Computer Science Prof Zack Kurmas writes about the challenge of teaching introductory programming:

I believe that expecting a student to learn to program well enough to study Computer Science in a single 15-week course is almost as absurd as expecting a student with no instrumental musical experience to be ready to join the university orchestra after 15 weeks. There are, of course, musical prodigies that can handle this challenge. Likewise, there are many “natural born programmers” who learn how to program with very little apparent effort.

Kurmas makes some very good points: that almost every other college programme has some basis of preparation in a standard high school curriculum, hence creating a much steeper learning curve for CS; that CS education could be better modelled after a foreign language learning framework; and finally, that he might just not be very well-suited to teaching intro CS, as a “natural-born” programmer.

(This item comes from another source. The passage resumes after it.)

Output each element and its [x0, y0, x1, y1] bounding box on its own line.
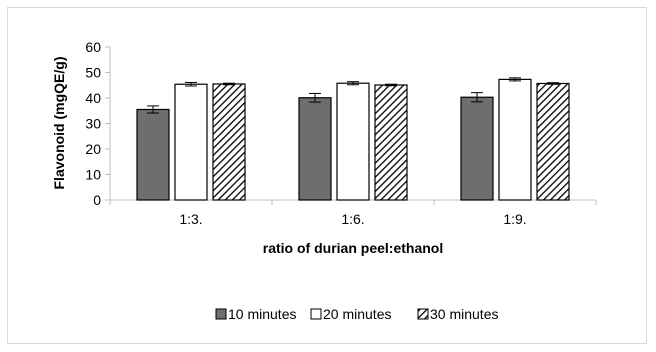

This post was linked from Steve Losh’s response, which is also a good read for CS students and educators. Losh provides an interesting analogy about the difficulty of learning programming and dancing:

The first plateau of programming is the syntax and the first plateau of dancing is footwork. The bad part about this is that dancing when you only know footwork or programming when you only know syntax isn’t much fun. You can’t do all of the most interesting things that make these skills so rewarding.